Something seems off about the pic.


----------



## Katnapper (Aug 22, 2009)

Rick said:


> Something seems off about the pic.


That's exactly what I thought at first. Then I realized they don't put the whole actual pic in the finished photo they give you. The pic of us in the log is real.... but the surrounding log and background of the "fall" is made up... like a fantasy pic that they just insert you in.


----------



## Rick (Aug 22, 2009)

Katnapper said:


> That's exactly what I thought at first. Then I realized they don't put the whole actual pic in the finished photo they give you. The pic of us in the log is real.... but the surrounding log and background of the "fall" is made up... like a fantasy pic that they just insert you in.


I knew it was not a real background. So it is a real pic of you on the ride but they add the fake background? That doesn't make much sense.


----------



## PhilinYuma (Aug 22, 2009)

Rick said:


> I knew it was not a real background. So it is a real pic of you on the ride but they add the fake background? That doesn't make much sense.


It sells pix, though!


----------



## hibiscusmile (Aug 22, 2009)

Dear Me, you need to get the boy therapy now!


----------



## Katnapper (Aug 22, 2009)

Rick said:


> I knew it was not a real background. So it is a real pic of you on the ride but they add the fake background? That doesn't make much sense.

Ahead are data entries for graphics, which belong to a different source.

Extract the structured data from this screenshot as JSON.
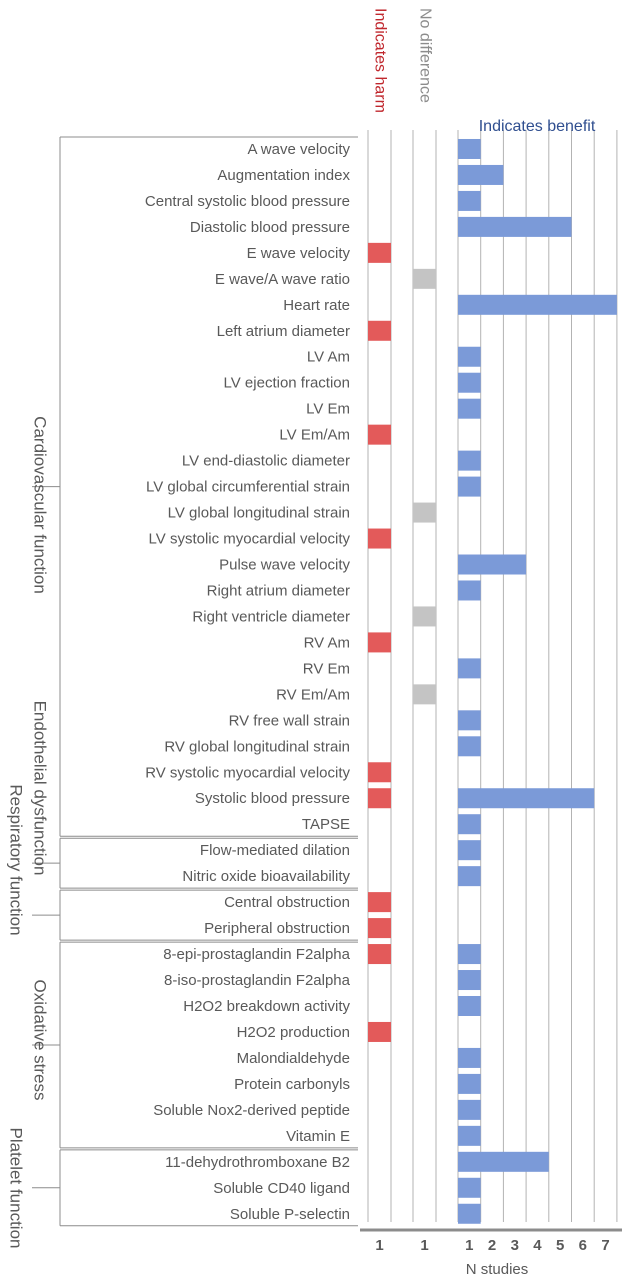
{
  "chart_data": {
    "type": "bar",
    "title": "",
    "xlabel": "N studies",
    "columns": [
      {
        "name": "Indicates harm",
        "color": "#e35a5a",
        "max": 1,
        "ticks": [
          "1"
        ]
      },
      {
        "name": "No difference",
        "color": "#c4c4c4",
        "max": 1,
        "ticks": [
          "1"
        ]
      },
      {
        "name": "Indicates benefit",
        "color": "#7b9ad8",
        "max": 7,
        "ticks": [
          "1",
          "2",
          "3",
          "4",
          "5",
          "6",
          "7"
        ]
      }
    ],
    "header_colors": {
      "harm": "#c0272d",
      "nodiff": "#8c8c8c",
      "benefit": "#2f4e8f"
    },
    "groups": [
      {
        "name": "Cardiovascular function",
        "start": 0,
        "end": 26
      },
      {
        "name": "Endothelial dysfunction",
        "start": 27,
        "end": 28
      },
      {
        "name": "Respiratory function",
        "start": 29,
        "end": 30
      },
      {
        "name": "Oxidative stress",
        "start": 31,
        "end": 38
      },
      {
        "name": "Platelet function",
        "start": 39,
        "end": 41
      }
    ],
    "outcomes": [
      {
        "label": "A wave velocity",
        "harm": 0,
        "nodiff": 0,
        "benefit": 1
      },
      {
        "label": "Augmentation index",
        "harm": 0,
        "nodiff": 0,
        "benefit": 2
      },
      {
        "label": "Central systolic blood pressure",
        "harm": 0,
        "nodiff": 0,
        "benefit": 1
      },
      {
        "label": "Diastolic blood pressure",
        "harm": 0,
        "nodiff": 0,
        "benefit": 5
      },
      {
        "label": "E wave velocity",
        "harm": 1,
        "nodiff": 0,
        "benefit": 0
      },
      {
        "label": "E wave/A wave ratio",
        "harm": 0,
        "nodiff": 1,
        "benefit": 0
      },
      {
        "label": "Heart rate",
        "harm": 0,
        "nodiff": 0,
        "benefit": 7
      },
      {
        "label": "Left atrium diameter",
        "harm": 1,
        "nodiff": 0,
        "benefit": 0
      },
      {
        "label": "LV Am",
        "harm": 0,
        "nodiff": 0,
        "benefit": 1
      },
      {
        "label": "LV ejection fraction",
        "harm": 0,
        "nodiff": 0,
        "benefit": 1
      },
      {
        "label": "LV Em",
        "harm": 0,
        "nodiff": 0,
        "benefit": 1
      },
      {
        "label": "LV Em/Am",
        "harm": 1,
        "nodiff": 0,
        "benefit": 0
      },
      {
        "label": "LV end-diastolic diameter",
        "harm": 0,
        "nodiff": 0,
        "benefit": 1
      },
      {
        "label": "LV global circumferential strain",
        "harm": 0,
        "nodiff": 0,
        "benefit": 1
      },
      {
        "label": "LV global longitudinal strain",
        "harm": 0,
        "nodiff": 1,
        "benefit": 0
      },
      {
        "label": "LV systolic myocardial velocity",
        "harm": 1,
        "nodiff": 0,
        "benefit": 0
      },
      {
        "label": "Pulse wave velocity",
        "harm": 0,
        "nodiff": 0,
        "benefit": 3
      },
      {
        "label": "Right atrium diameter",
        "harm": 0,
        "nodiff": 0,
        "benefit": 1
      },
      {
        "label": "Right ventricle diameter",
        "harm": 0,
        "nodiff": 1,
        "benefit": 0
      },
      {
        "label": "RV Am",
        "harm": 1,
        "nodiff": 0,
        "benefit": 0
      },
      {
        "label": "RV Em",
        "harm": 0,
        "nodiff": 0,
        "benefit": 1
      },
      {
        "label": "RV Em/Am",
        "harm": 0,
        "nodiff": 1,
        "benefit": 0
      },
      {
        "label": "RV free wall strain",
        "harm": 0,
        "nodiff": 0,
        "benefit": 1
      },
      {
        "label": "RV global longitudinal strain",
        "harm": 0,
        "nodiff": 0,
        "benefit": 1
      },
      {
        "label": "RV systolic myocardial velocity",
        "harm": 1,
        "nodiff": 0,
        "benefit": 0
      },
      {
        "label": "Systolic blood pressure",
        "harm": 1,
        "nodiff": 0,
        "benefit": 6
      },
      {
        "label": "TAPSE",
        "harm": 0,
        "nodiff": 0,
        "benefit": 1
      },
      {
        "label": "Flow-mediated dilation",
        "harm": 0,
        "nodiff": 0,
        "benefit": 1
      },
      {
        "label": "Nitric oxide bioavailability",
        "harm": 0,
        "nodiff": 0,
        "benefit": 1
      },
      {
        "label": "Central obstruction",
        "harm": 1,
        "nodiff": 0,
        "benefit": 0
      },
      {
        "label": "Peripheral obstruction",
        "harm": 1,
        "nodiff": 0,
        "benefit": 0
      },
      {
        "label": "8-epi-prostaglandin F2alpha",
        "harm": 1,
        "nodiff": 0,
        "benefit": 1
      },
      {
        "label": "8-iso-prostaglandin F2alpha",
        "harm": 0,
        "nodiff": 0,
        "benefit": 1
      },
      {
        "label": "H2O2 breakdown activity",
        "harm": 0,
        "nodiff": 0,
        "benefit": 1
      },
      {
        "label": "H2O2 production",
        "harm": 1,
        "nodiff": 0,
        "benefit": 0
      },
      {
        "label": "Malondialdehyde",
        "harm": 0,
        "nodiff": 0,
        "benefit": 1
      },
      {
        "label": "Protein carbonyls",
        "harm": 0,
        "nodiff": 0,
        "benefit": 1
      },
      {
        "label": "Soluble Nox2-derived peptide",
        "harm": 0,
        "nodiff": 0,
        "benefit": 1
      },
      {
        "label": "Vitamin E",
        "harm": 0,
        "nodiff": 0,
        "benefit": 1
      },
      {
        "label": "11-dehydrothromboxane B2",
        "harm": 0,
        "nodiff": 0,
        "benefit": 4
      },
      {
        "label": "Soluble CD40 ligand",
        "harm": 0,
        "nodiff": 0,
        "benefit": 1
      },
      {
        "label": "Soluble P-selectin",
        "harm": 0,
        "nodiff": 0,
        "benefit": 1
      }
    ]
  }
}
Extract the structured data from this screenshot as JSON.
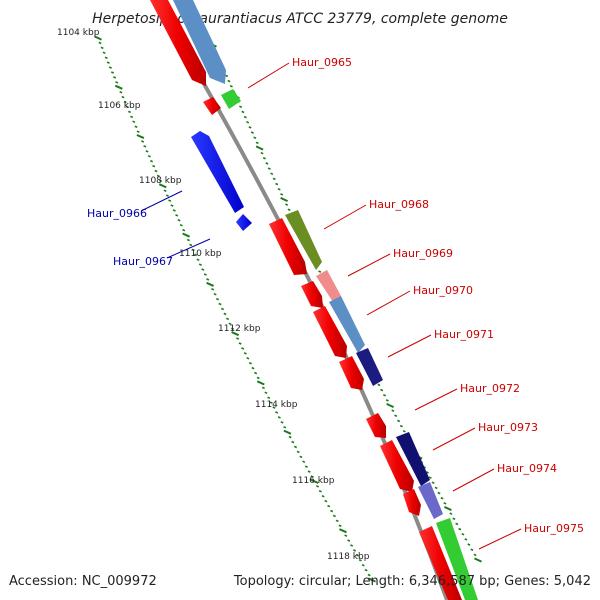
{
  "title": "Herpetosiphon aurantiacus ATCC 23779, complete genome",
  "scale_labels": [
    "1104 kbp",
    "1106 kbp",
    "1108 kbp",
    "1110 kbp",
    "1112 kbp",
    "1114 kbp",
    "1116 kbp",
    "1118 kbp"
  ],
  "gene_labels": [
    {
      "text": "Haur_0965",
      "color": "#cc0000"
    },
    {
      "text": "Haur_0966",
      "color": "#0000aa"
    },
    {
      "text": "Haur_0967",
      "color": "#0000aa"
    },
    {
      "text": "Haur_0968",
      "color": "#cc0000"
    },
    {
      "text": "Haur_0969",
      "color": "#cc0000"
    },
    {
      "text": "Haur_0970",
      "color": "#cc0000"
    },
    {
      "text": "Haur_0971",
      "color": "#cc0000"
    },
    {
      "text": "Haur_0972",
      "color": "#cc0000"
    },
    {
      "text": "Haur_0973",
      "color": "#cc0000"
    },
    {
      "text": "Haur_0974",
      "color": "#cc0000"
    },
    {
      "text": "Haur_0975",
      "color": "#cc0000"
    }
  ],
  "footer": {
    "accession": "Accession: NC_009972",
    "topology": "Topology: circular; Length: 6,346,587 bp; Genes: 5,042"
  },
  "colors": {
    "forward_gene": "#ff0000",
    "reverse_gene": "#0000ff",
    "backbone": "#888888",
    "scale_ticks": "#1a7a1a"
  }
}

Yes, that's correct. I think their reasoning is that the real scenery isn't near that "pretty." I think it looks pretty dorky myself... but I had to have it because of Jesse's expression!  Every time all of us look at it, we still crack up!



PhilinYuma said:


> It sells pix, though!


True, I suppose!



hibiscusmile said:


> Dear Me, you need to get the boy therapy now!


Hehehe.... I wish I could have seen his face when he went on the 2 roller coasters with me. I was too busy with my own reactions to watch his! Poor kid... he wouldn't hardly ride anything else after those 3 things. Brad and I each had to go alone to whatever we wanted to ride for the rest of the day, and the other had to stay and wait with him. He did enjoy the Go-Karts (which I had to pay extra for us to ride). Jesse drove, and I was the passenger in a 2 seater. Wouldn't you know.... the big roller coasters I was fine on, but I started getting all hot and feeling queasy when Jesse was driving me around that track! So I guess he ended up getting the last laugh.


----------